Für Patienten, die aus verschiedenen Gründen nicht nur Opfer, sondern auch Täter von Gewalttaten wurden, spielt die Aufarbeitung dessen eine wichtige Rolle. Aus diesem Grund gibt es – zusätzlich zu Blumen und Steinen – auch den Stock, der ein Ereignis symbolisiert, bei dem der Patient selbst in irgendeiner Weise aktiv in den Gewaltakt involviert war. Emotional kann dies sowohl positiv als auch negativ oder ambivalent besetzt sein.
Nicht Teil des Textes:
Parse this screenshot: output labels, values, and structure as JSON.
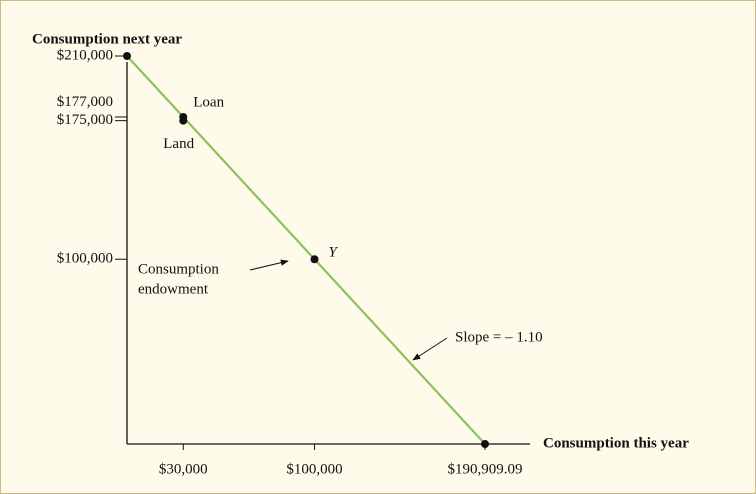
{
  "chart_data": {
    "type": "line",
    "y_label": "Consumption next year",
    "x_label": "Consumption this year",
    "xlim": [
      0,
      190909.09
    ],
    "ylim": [
      0,
      210000
    ],
    "xticks": [
      {
        "value": 30000,
        "label": "$30,000"
      },
      {
        "value": 100000,
        "label": "$100,000"
      },
      {
        "value": 190909.09,
        "label": "$190,909.09"
      }
    ],
    "yticks": [
      {
        "value": 100000,
        "label": "$100,000"
      },
      {
        "value": 175000,
        "label": "$175,000"
      },
      {
        "value": 177000,
        "label": "$177,000"
      },
      {
        "value": 210000,
        "label": "$210,000"
      }
    ],
    "series": [
      {
        "color": "#8dc060",
        "x": [
          0,
          190909.09
        ],
        "values": [
          210000,
          0
        ]
      }
    ],
    "points": [
      {
        "x": 0,
        "y": 210000
      },
      {
        "label": "Loan",
        "x": 30000,
        "y": 177000
      },
      {
        "label": "Land",
        "x": 30000,
        "y": 175000
      },
      {
        "label": "Y",
        "x": 100000,
        "y": 100000
      },
      {
        "x": 190909.09,
        "y": 0
      }
    ],
    "annotations": [
      {
        "lines": [
          "Consumption",
          "endowment"
        ]
      },
      {
        "lines": [
          "Slope = – 1.10"
        ]
      }
    ]
  }
}
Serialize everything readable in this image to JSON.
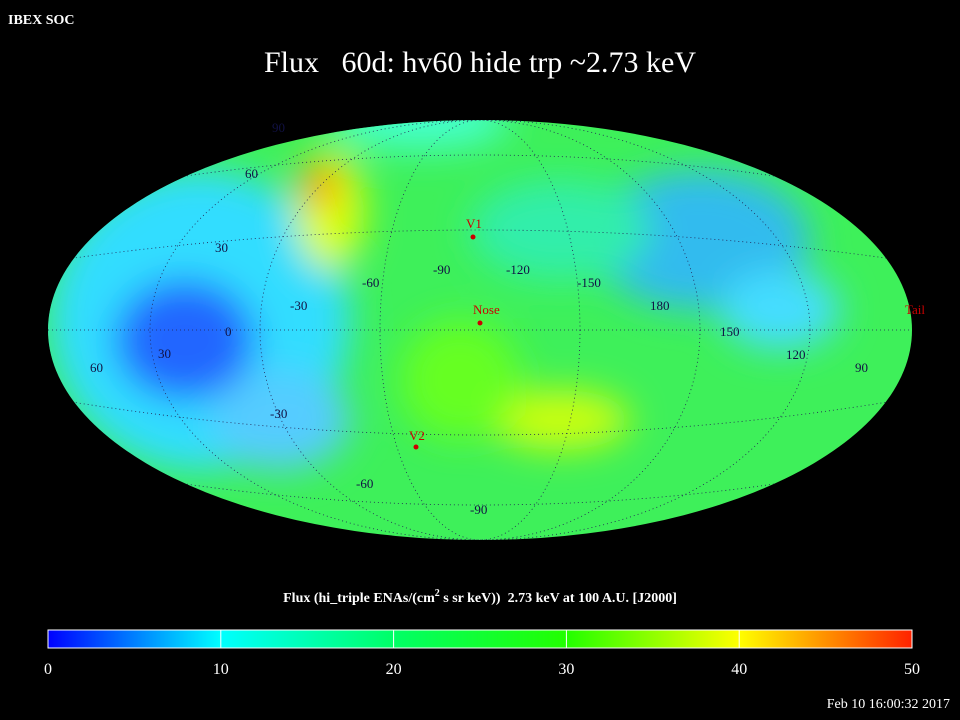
{
  "header": {
    "corner_label": "IBEX SOC",
    "title": "Flux   60d: hv60 hide trp ~2.73 keV"
  },
  "map": {
    "grid_labels": [
      "90",
      "60",
      "30",
      "0",
      "-30",
      "30",
      "60",
      "-30",
      "-60",
      "-90",
      "-60",
      "-90",
      "-120",
      "-150",
      "180",
      "150",
      "120",
      "90"
    ],
    "markers": [
      "V1",
      "Nose",
      "V2",
      "Tail"
    ]
  },
  "colorbar": {
    "title_parts": [
      "Flux (hi_triple ENAs/(cm",
      "2",
      " s sr keV))  2.73 keV at 100 A.U. [J2000]"
    ],
    "range": [
      0,
      50
    ],
    "ticks": [
      0,
      10,
      20,
      30,
      40,
      50
    ]
  },
  "footer": {
    "timestamp": "Feb 10 16:00:32 2017"
  }
}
Im Verlauf der Sitzungen werden auch diese Lebensereignisse in der Logik der narrativen Exposition aufgearbeitet.

Parallel zu den Einzelsitzungen finden Gruppensitzungen statt, in denen die Patienten darin unterstützt werden, aktuelle Herausforderungen gewaltfrei zu meistern. Für ehemalige Kindersoldaten bedeutet das häufig, dass positive Erlebnisse erstmals in einem gewaltfreien Szenario erlebt werden.
 

Gewalt als Herausforderung für die Psychotherapie

Häufig werden Täter global als „schlechte Menschen“ verurteilt. Doch tatsächlich zeigen aktuelle Forschungsergebnisse, dass jeder Mensch mit einer gewissen Aggressionsbereitschaft geboren wird. In welchem Ausmaß diese kultiviert und ausgeprägt wird, hängt von verschiedenen Umweltfaktoren ab. Gewalterfahrungen mit traumatischem Charakter spielen dabei eine besonders tiefgreifende Rolle – ein Teufelskreis, den es zu durchbrechen gilt.

Literatur
 

Cienfuegos, J. & Monelli, C. (1983). The testimony of political repression as a therapeutic instrument. American Journal of Orthopsychiatry, 53, 43–51.

Glassmeyer, K. & Sambanis, N. (2008). Rebel-military integration and civil war termination. Journal of Peace Research, 45 (3), 365–384.

Schauer, M., Neuner, F. & Elbert, T. (2005, 2011). Narrative Exposure Therapy (NET): A short-term intervention for Traumatic Stress Disorders (1st, 2nd ed.). Cambridge/Göttingen: Hogrefe & Huber Publishers.